Al despedirte, me acariciaste la cabeza sin mirarme a los ojos y dejaste educadamente el collar y la correa. Tenías una cita que cumplir, y ahora yo también la tenía.

Después de que te marcharas, las dos amables mujeres dijeron que probablemente sabías desde hacía meses que te mudarías y no habías hecho nada para encontrarme un buen hogar. Negaron con la cabeza y preguntaron: “¿Cómo pudiste?”.

Ellas nos cuidan aquí lo mejor que pueden. Por supuesto, nos alimentan, pero yo perdí el apetito hace días. Al principio corría hacia la verja cada vez que alguien pasaba, esperando que fueras tú —que hubieras cambiado de opinión— que todo esto fuera solo una pesadilla… o al menos que fuese alguien interesado en mí, alguien que pudiera salvarme.

Pero cuando comprendí que no podía competir con la vitalidad de los cachorros, felices y ajenos a su propio destino, me retiré a un rincón lejano y esperé.
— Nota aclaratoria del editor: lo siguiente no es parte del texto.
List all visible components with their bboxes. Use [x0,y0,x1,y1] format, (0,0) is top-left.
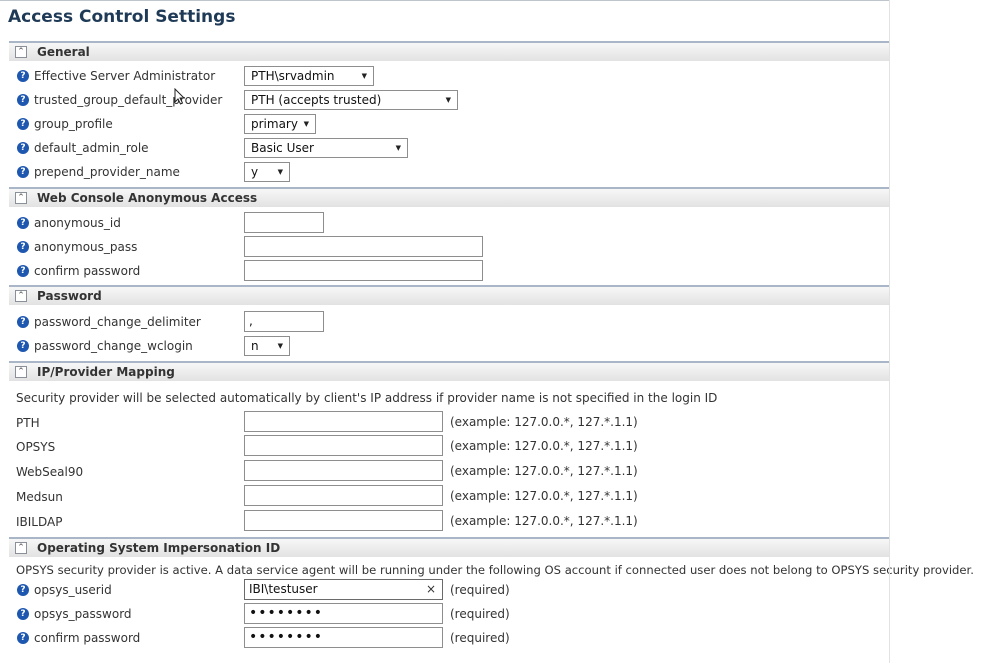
label-confirm-password: confirm password [34,264,141,278]
label-anonymous-pass: anonymous_pass [34,240,138,254]
clear-icon[interactable]: × [426,580,436,599]
label-opsys-password: opsys_password [34,607,132,621]
help-icon[interactable]: ? [17,608,29,620]
label-medsun: Medsun [16,490,63,504]
label-default-admin-role: default_admin_role [34,141,149,155]
collapse-icon[interactable]: ⌃ [15,542,27,554]
input-value: IBI\testuser [249,582,318,596]
anonymous-id-input[interactable] [244,212,324,233]
chevron-down-icon: ▼ [277,168,283,176]
impersonation-description: OPSYS security provider is active. A dat… [16,563,974,577]
select-value: PTH (accepts trusted) [251,93,382,107]
label-anonymous-id: anonymous_id [34,216,121,230]
effective-server-administrator-select[interactable]: PTH\srvadmin ▼ [244,66,374,86]
group-profile-select[interactable]: primary ▼ [244,114,316,134]
help-icon[interactable]: ? [17,166,29,178]
help-icon[interactable]: ? [17,118,29,130]
section-title-password: Password [37,289,102,303]
help-icon[interactable]: ? [17,265,29,277]
label-prepend-provider-name: prepend_provider_name [34,165,180,179]
example-note: (example: 127.0.0.*, 127.*.1.1) [450,514,638,528]
select-value: primary [251,117,298,131]
confirm-password-input[interactable]: •••••••• [244,627,443,648]
collapse-icon[interactable]: ⌃ [15,290,27,302]
help-icon[interactable]: ? [17,217,29,229]
password-change-delimiter-input[interactable]: , [244,311,324,332]
opsys-password-input[interactable]: •••••••• [244,603,443,624]
section-title-web-console: Web Console Anonymous Access [37,191,258,205]
password-change-wclogin-select[interactable]: n ▼ [244,336,290,356]
ip-mapping-description: Security provider will be selected autom… [16,391,718,405]
required-note: (required) [450,631,510,645]
section-title-ip-mapping: IP/Provider Mapping [37,365,175,379]
help-icon[interactable]: ? [17,142,29,154]
top-divider [0,0,889,1]
help-icon[interactable]: ? [17,241,29,253]
label-pth: PTH [16,416,40,430]
section-title-impersonation: Operating System Impersonation ID [37,541,281,555]
label-group-profile: group_profile [34,117,113,131]
collapse-icon[interactable]: ⌃ [15,46,27,58]
pth-ip-input[interactable] [244,411,443,432]
select-value: y [251,165,259,179]
confirm-password-input[interactable] [244,260,483,281]
access-control-page: Access Control Settings ⌃ General ? Effe… [0,0,974,663]
example-note: (example: 127.0.0.*, 127.*.1.1) [450,489,638,503]
opsys-ip-input[interactable] [244,435,443,456]
default-admin-role-select[interactable]: Basic User ▼ [244,138,408,158]
required-note: (required) [450,583,510,597]
select-value: n [251,339,259,353]
label-opsys-userid: opsys_userid [34,583,112,597]
opsys-userid-input[interactable]: IBI\testuser × [244,579,443,600]
label-opsys: OPSYS [16,440,56,454]
help-icon[interactable]: ? [17,632,29,644]
help-icon[interactable]: ? [17,340,29,352]
chevron-down-icon: ▼ [395,144,401,152]
trusted-group-default-provider-select[interactable]: PTH (accepts trusted) ▼ [244,90,458,110]
chevron-down-icon: ▼ [277,342,283,350]
label-confirm-password: confirm password [34,631,141,645]
example-note: (example: 127.0.0.*, 127.*.1.1) [450,439,638,453]
example-note: (example: 127.0.0.*, 127.*.1.1) [450,464,638,478]
help-icon[interactable]: ? [17,316,29,328]
help-icon[interactable]: ? [17,94,29,106]
medsun-ip-input[interactable] [244,485,443,506]
label-password-change-wclogin: password_change_wclogin [34,339,193,353]
required-note: (required) [450,607,510,621]
section-header-web-console[interactable]: ⌃ Web Console Anonymous Access [9,187,889,207]
section-header-password[interactable]: ⌃ Password [9,285,889,305]
collapse-icon[interactable]: ⌃ [15,192,27,204]
collapse-icon[interactable]: ⌃ [15,366,27,378]
section-header-impersonation[interactable]: ⌃ Operating System Impersonation ID [9,537,889,557]
webseal90-ip-input[interactable] [244,460,443,481]
label-webseal90: WebSeal90 [16,465,84,479]
example-note: (example: 127.0.0.*, 127.*.1.1) [450,415,638,429]
label-trusted-group-default-provider: trusted_group_default_provider [34,93,223,107]
select-value: Basic User [251,141,314,155]
help-icon[interactable]: ? [17,584,29,596]
label-ibildap: IBILDAP [16,515,63,529]
section-header-ip-mapping[interactable]: ⌃ IP/Provider Mapping [9,361,889,381]
chevron-down-icon: ▼ [361,72,367,80]
label-effective-server-administrator: Effective Server Administrator [34,69,216,83]
chevron-down-icon: ▼ [303,120,309,128]
right-divider [889,0,890,663]
anonymous-pass-input[interactable] [244,236,483,257]
select-value: PTH\srvadmin [251,69,335,83]
chevron-down-icon: ▼ [445,96,451,104]
page-title: Access Control Settings [8,7,236,27]
help-icon[interactable]: ? [17,70,29,82]
ibildap-ip-input[interactable] [244,510,443,531]
label-password-change-delimiter: password_change_delimiter [34,315,201,329]
section-header-general[interactable]: ⌃ General [9,41,889,61]
prepend-provider-name-select[interactable]: y ▼ [244,162,290,182]
section-title-general: General [37,45,90,59]
mouse-cursor-icon [174,88,186,105]
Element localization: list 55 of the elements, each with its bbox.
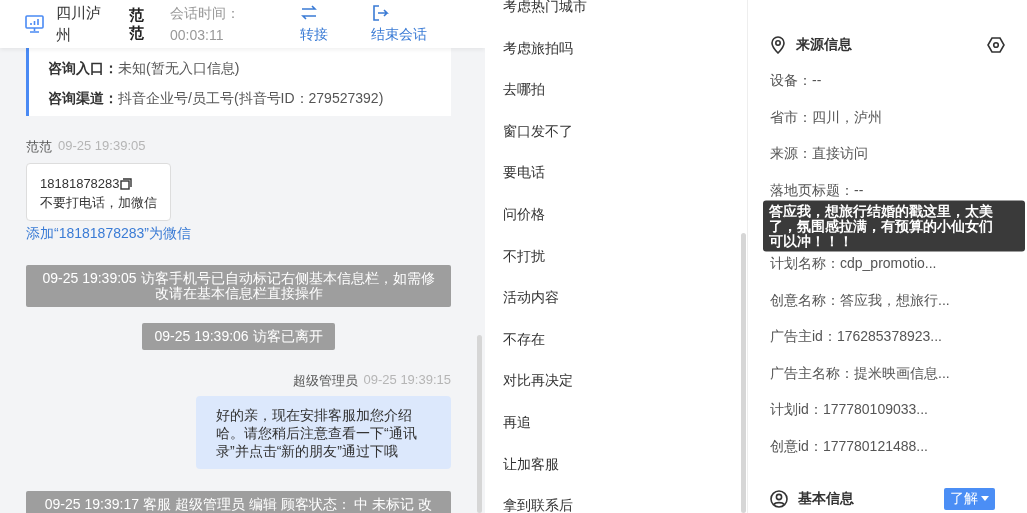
caret-icon	[981, 496, 989, 502]
duration-label: 会话时间：	[170, 4, 240, 23]
quick-reply-item[interactable]: 活动内容	[485, 277, 747, 319]
scrollbar[interactable]	[741, 233, 746, 513]
copy-icon[interactable]	[119, 177, 132, 190]
inquiry-row-text: 咨询入口：未知(暂无入口信息)	[48, 59, 241, 78]
section-title: 来源信息	[796, 36, 852, 54]
source-info-row-text: 计划名称：cdp_promotio...	[770, 253, 937, 273]
message-time: 09-25 19:39:05	[58, 138, 146, 155]
quick-reply-item[interactable]: 考虑热门城市	[485, 0, 747, 28]
scrollbar[interactable]	[477, 335, 482, 513]
quick-reply-item[interactable]: 问价格	[485, 193, 747, 236]
session-duration: 00:03:11	[170, 26, 225, 45]
message-text: 不要打电话，加微信	[40, 194, 157, 212]
source-info-row-text: 创意id：177780121488...	[770, 436, 928, 456]
message-bubble: 好的亲，现在安排客服加您介绍哈。请您稍后注意查看一下“通讯录”并点击“新的朋友”通过下哦	[196, 396, 451, 469]
visitor-location: 四川泸州	[56, 3, 102, 45]
transfer-button[interactable]: 转接	[300, 4, 328, 44]
quick-reply-item[interactable]: 要电话	[485, 152, 747, 194]
quick-reply-item[interactable]: 不存在	[485, 318, 747, 361]
end-session-button[interactable]: 结束会话	[371, 4, 427, 44]
quick-reply-item[interactable]: 让加客服	[485, 443, 747, 486]
quick-reply-item[interactable]: 考虑旅拍吗	[485, 27, 747, 70]
quick-reply-item[interactable]: 窗口发不了	[485, 110, 747, 153]
quick-reply-item[interactable]: 不打扰	[485, 235, 747, 278]
sender-name: 超级管理员	[292, 372, 358, 390]
sender-name: 范范	[26, 138, 52, 156]
source-info-row-text: 设备：--	[770, 71, 822, 90]
system-notice: 09-25 19:39:06 访客已离开	[142, 323, 335, 350]
tooltip: 答应我，想旅行结婚的戳这里，太美了，氛围感拉满，有预算的小仙女们可以冲！！！	[763, 200, 1025, 252]
exit-icon	[371, 4, 389, 22]
quick-reply-item[interactable]: 对比再决定	[485, 360, 747, 402]
agent-name: 范范	[129, 6, 145, 42]
user-circle-icon	[770, 489, 788, 508]
add-wechat-link[interactable]: 添加“18181878283”为微信	[26, 225, 451, 243]
source-info-row-text: 省市：四川，泸州	[770, 107, 882, 127]
settings-icon[interactable]	[987, 36, 1005, 54]
system-notice: 09-25 19:39:05 访客手机号已自动标记右侧基本信息栏，如需修改请在基本信息栏直接操作	[26, 265, 451, 307]
monitor-icon	[25, 15, 44, 33]
source-info-row-text: 广告主名称：提米映画信息...	[770, 363, 950, 383]
location-pin-icon	[770, 36, 786, 54]
source-info-row-text: 来源：直接访问	[770, 144, 868, 164]
source-info-row-text: 广告主id：176285378923...	[770, 327, 942, 347]
system-notice: 09-25 19:39:17 客服 超级管理员 编辑 顾客状态： 中 未标记 改	[26, 491, 451, 513]
phone-number: 18181878283	[40, 175, 120, 193]
message-time: 09-25 19:39:15	[363, 372, 451, 389]
source-info-row-text: 落地页标题：--	[770, 180, 864, 200]
source-info-row-text: 计划id：177780109033...	[770, 400, 928, 420]
section-title: 基本信息	[798, 489, 854, 508]
quick-reply-item[interactable]: 再追	[485, 401, 747, 444]
quick-reply-item[interactable]: 拿到联系后	[485, 485, 747, 513]
inquiry-row-text: 咨询渠道：抖音企业号/员工号(抖音号ID：279527392)	[48, 89, 385, 108]
swap-icon	[300, 4, 318, 22]
source-info-row-text: 创意名称：答应我，想旅行...	[770, 290, 950, 310]
quick-reply-item[interactable]: 去哪拍	[485, 69, 747, 111]
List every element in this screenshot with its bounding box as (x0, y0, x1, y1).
Escuché sus pasos cuando al final del día vino a buscarme, y la seguí por el pasillo hasta una sala apartada. Era una sala tranquila, agradable. Me levantó y me acarició las orejas, diciéndome que todo estaba bien. Mi corazón latía con fuerza, sin saber qué iba a pasar, pero también sentí alivio. Para el prisionero del amor, el tiempo se había terminado.

Fiel a mi naturaleza, me preocupé por ella. Su labor pesa sobre su corazón, y yo lo sentí, igual que sentía siempre tus emociones. Colocó con cuidado el torniquete en mi pata delantera, mientras una lágrima rodaba por su mejilla. Le lamí la mano para consolarla, igual que yo te había consolado a ti tantos años atrás.

Con mano experta insertó la aguja en mi vena. Cuando sentí el pinchazo y la fría sustancia recorrer mi cuerpo, me volví soñoliento y me tumbé, mirándola a los ojos, y susurré: “¿Cómo pudiste?”.

Quizá entendió el lenguaje de los perros, porque respondió: “Lo siento tanto”. Me abrazó y se apresuró a explicarme que era su deber asegurarse de enviarme a un lugar mejor, donde no sería ignorado, ni maltratado, ni abandonado, ni dejado a mi suerte —un lugar de amor y luz, totalmente distinto de este mundo terrenal.

Y con mis últimas fuerzas intenté hacerle entender, moviendo un poco la cola, que mi “¿Cómo pudiste?” no era para ella.

Eras tú, mi querido dueño, en quien estaba pensando. Te recordaré por siempre y te esperaré.

Que todos en tu vida te muestren la misma lealtad que yo te mostré.